= Alfred Schmitt =

French astronomer (1907–1975)

Alfred Schmitt (30 November 1907 – 2 April 1975) was a French astronomer and discoverer of minor planets. He worked at the Algiers Observatory in the 1930s and 1940s, later at the Royal Observatory of Belgium in Uccle, Belgium, and from 1955 to 1958 served as technical director of the Quito Astronomical Observatory in Ecuador.

Schmitt worked mainly in astrometry, the positional measurement of celestial objects, and was active in the observation of minor planets and comets. The Minor Planet Center credits him with the discovery of four numbered minor planets.

== Career ==
Schmitt was associated with the Algiers Observatory during a period in which the observatory was active in photographic astrometry and the observation of minor planets. The UNESCO Portal to the Heritage of Astronomy lists him among the astronomers of the Algiers-Bouzareah Observatory, where he worked during the 1930s and 1940s.

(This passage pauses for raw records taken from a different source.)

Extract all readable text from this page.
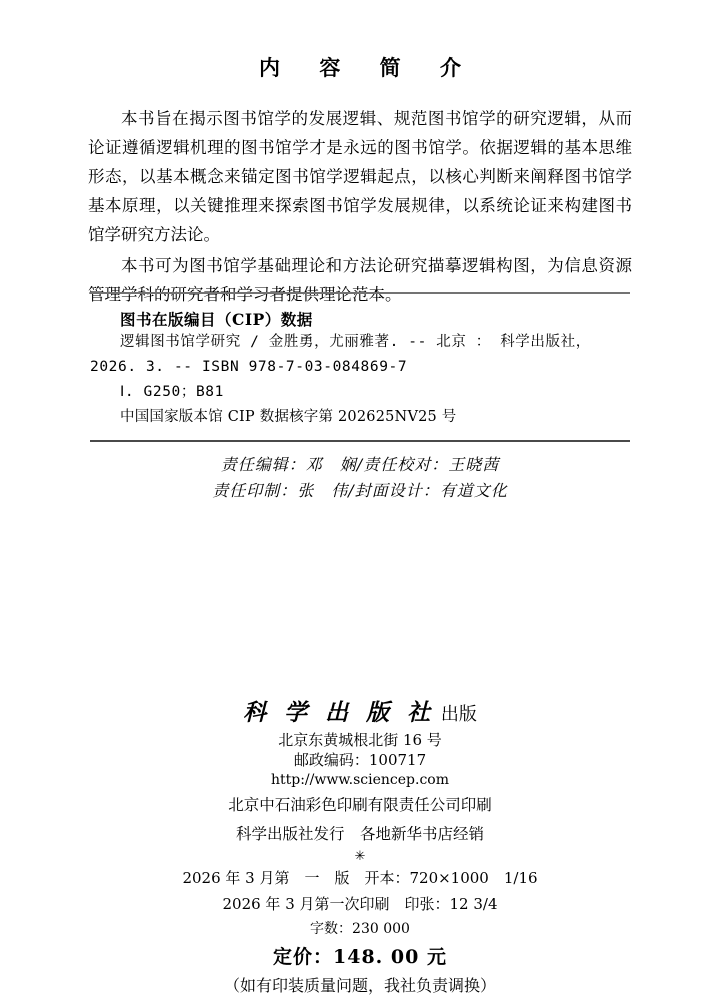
内 容 简 介

本书旨在揭示图书馆学的发展逻辑、规范图书馆学的研究逻辑，从而论证遵循逻辑机理的图书馆学才是永远的图书馆学。依据逻辑的基本思维形态，以基本概念来锚定图书馆学逻辑起点，以核心判断来阐释图书馆学基本原理，以关键推理来探索图书馆学发展规律，以系统论证来构建图书馆学研究方法论。

本书可为图书馆学基础理论和方法论研究描摹逻辑构图，为信息资源管理学科的研究者和学习者提供理论范本。

图书在版编目（CIP）数据
逻辑图书馆学研究 / 金胜勇，尤丽雅著. -- 北京 ： 科学出版社，
2026. 3. -- ISBN 978-7-03-084869-7
Ⅰ. G250；B81
中国国家版本馆 CIP 数据核字第 202625NV25 号
责任编辑：邓　娴/责任校对：王晓茜
责任印制：张　伟/封面设计：有道文化
科 学 出 版 社 出版
北京东黄城根北街 16 号
邮政编码：100717
http://www.sciencep.com
北京中石油彩色印刷有限责任公司印刷
科学出版社发行　各地新华书店经销
✳
2026 年 3 月第　一　版　开本：720×1000　1/16
2026 年 3 月第一次印刷　印张：12 3/4
字数：230 000
定价：148. 00 元
（如有印装质量问题，我社负责调换）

During the 1950s, Schmitt worked at the Royal Observatory of Belgium in Uccle. Several of his minor-planet discoveries were made from Uccle during this period.

From November 1955 to April 1958, Schmitt served in Ecuador as technical director of the Quito Astronomical Observatory. According to the Quito Observatory, he arrived under UNESCO sponsorship, worked mainly in astrometry, made some astrophysical observations and attempted to modernize the observatory's meridian circle. An obituary published in L'Astronomie also notes his work in Quito during this period.

Schmitt's publications were generally signed A. Schmitt, following a common scientific convention of the period.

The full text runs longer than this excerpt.